My love of reading most certainly comes from my mom. My mom is a book addict and raised me to be a book addict. I remember Dr. Seuss books arriving by mail in cardboard wrappers, and random days suddenly becoming Christmas morning. And there were the thousands of times I made her read Go, Dogs Go and Harold and the Purple Crayon with me. On any road trip, if we spotted a bookstore off the highway, I would squeal and point and she would hit the blinker.
Later in life, we formed a habit of working the crossword puzzle together, taking turns, two clues apiece, until we were both stuck and had to put our heads together. She taught at my high school and later at my college, where we would meet for lunch and scribble in those little squares. We also did jigsaws puzzles together, and recently added backgammon to the ways in which we spend quiet, quality time together. But it was mostly the two of us with books, and later our Kindles, and the puzzle. I couldn’t add up the hours I’ve spent with my mom like this.
When I started writing, she became my first and biggest fan, my beta reader, and my red-pen editor. She urges my writing along by always reminding me to send her something, to ask what I’m working on now, when I’ll write another Molly Fyde book, and so on.
Which makes our recent collaboration really special. It shouldn’t be a big deal, just an exhibition at her local library that mixes the written word with a piece of art, but it means the world to me. My mom has always painted and been crafty. I remember as a kid her cross stitching or painting on blocks of wood or rocks. She has covered hundreds of canvases. It’s something she loves, just as I discovered that I love to write. But I never thought we’d team up and put these separate loves together. When the library called for submissions from anyone in the community who wanted to mix words and paint, she asked if I would join her.
Below is a picture of our work on the library wall. I love that she dabbled in my wheelhouse by painting a robot’s arm. The other piece is the small white table where we’ve put together many a jigsaw puzzle. Thanks for letting me be a part of this, Mom.
Two Missing Pieces
Under the table, behind a flap
of cloth, a jumble of cardboard boxes
each missing a piece
A schnauzer ate one, another is
under the sofa cushion, and a piece
lives in the vacuum cleaner
There’s a barnyard scene, with golden
hay bulging from the bright red, and
a hole in the cloudless blue sky
There’s a sailboat race, and somehow
the boat in the lead is missing
part of its sail
But the hardest puzzle is the great
bowl of candy, all that repetition,
with a jelly bean gone missing
Hours and hours and hours go into
what can never be completed
So the table sits empty, mother and son
far away, not even the border sorted
and started
Always better to spend those hours,
even though they can’t last forever
Nothing is ever complete.
The Things We Built
An engineer sits at a workbench. There are bolts and screws and bits of wire scattered about; a soldering iron leaks a curl of gray smoke.

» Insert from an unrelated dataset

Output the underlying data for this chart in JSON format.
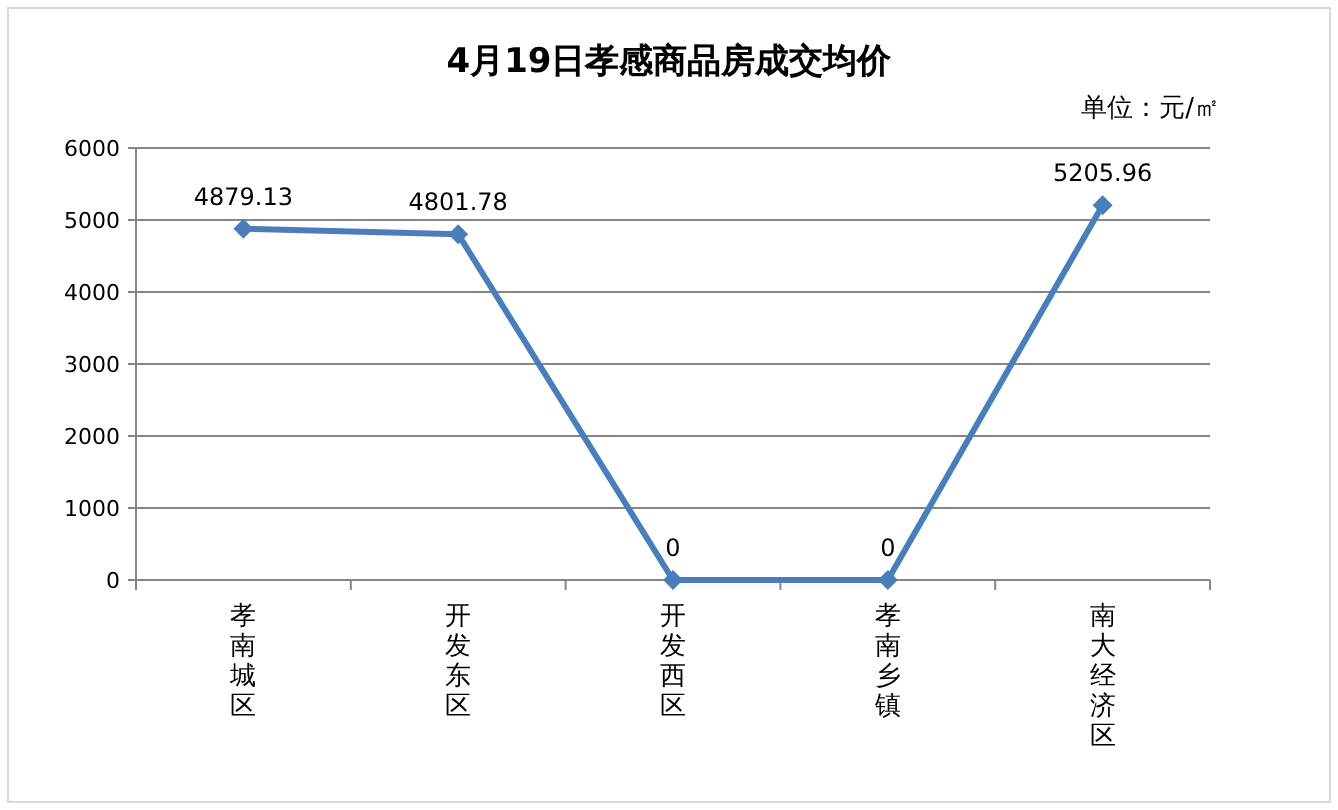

Old hands rub one another — tired and sore. There’s a keyboard nearby, many of the letters worn off from years of use. By the time a keyboard is worn this well, the letters don’t matter anyway. Ancient muscles have the most memory.
A computer screen asks [Y/N]?
The engineer knows where the Y is. A finger poises, a conversation remembered, a man asking “are you sure?”
There is a baby growing in a womb, and no question whether they’ll keep it, but they have the conversation anyway. Are they sure? The engineer wonders if the child will become a president. Very few wonder if they’ll become…
The memory of gunshots. The old engineer pushes that day away. Poised finger trembles. A conversation and a question.
There’s a robot nearby, lifeless. All it takes is a keystroke. A press. Permission.
Everyone thinks of all the terrible things these machines might do. Movies and books full to the brim of metal men pulling triggers.
But what if one might become president?
This one?
So many fears over the things we might create,
so few conversations about the men we built.